When exporting data TO the Acumatica instance, depending on the amount of data to be executed, we make 25-1000+ API calls to that instance (checking if a record exists, if not creating the record. Also checking dependencies).

Issue: In the middle of an export process, we experience a failed call with a HTTP Status Code 401 returned with the following data:

{"message":"You are not logged in."}

This occurred after checking the status of a long-running ReleaseBill Action. This is the order of requests:

GET /entity/Default/18.200.001/Bill?$filter=... → OK

PUT  /entity/Default/18.200.001/Bill → OK

POST /entity/Default/18.200.001/Bill/ReleaseBill → Accepted

GET /entity/Default/18.200.001/Bill/ReleaseBill/status/{id} → Accepted (few times)
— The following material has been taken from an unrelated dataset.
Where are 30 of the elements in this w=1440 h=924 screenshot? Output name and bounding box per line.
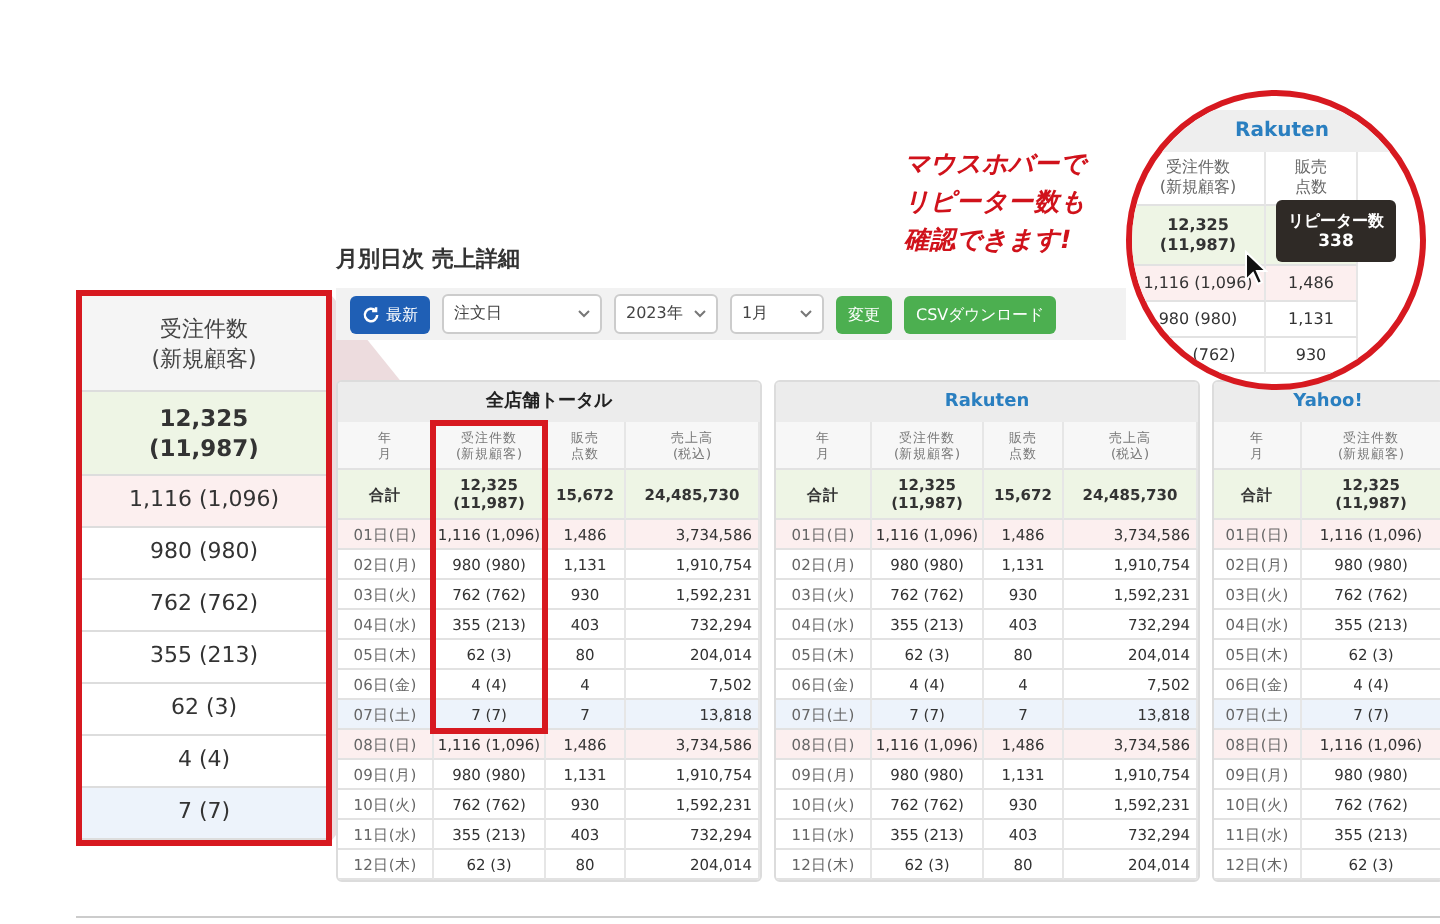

GET /entity/Default/18.200.001/Bill/ReleaseBill/status/{id} → No Content

GET /entity/Default/18.200.001/Bill?$filter=... → Failed 401  (same request parameters as the first GET /Bill)

 

The Access token was good for another 30 minutes and was able to be used for additional exports and manual Postman requests before renewing it.

 

Any ideas on why we received the 401? Is it possible to trace the REST API calls from the Acumatica instance?

Hello!

Maybe you will find How API requests are handled in Acumatica ERP 2019 R1 and later article helpful.


Irina,

 

Thanks for the link to article. After reviewing the flow chart, my issue doesn’t quite fit the flow - per the flowchart, the 401 response would indicate the session is not still alive - but a) the session was established less than 5 minutes to receiving the error, and b) immediately after the error my service was able to make API calls with the same token successfully.

What is anomalous when reviewing the API calls is that when the call fails to 401, the response to the previous request took longer to respond, e.g. when GETting a bill status successfully, the response was returned in less than an second, but when it took longer, (3-5 seconds), the next (unrelated) API call failed. I’m aware that doesn’t specifically help, but something I observed when live monitoring the requests via Fiddler (cloud service running via Azure Compute Emulator).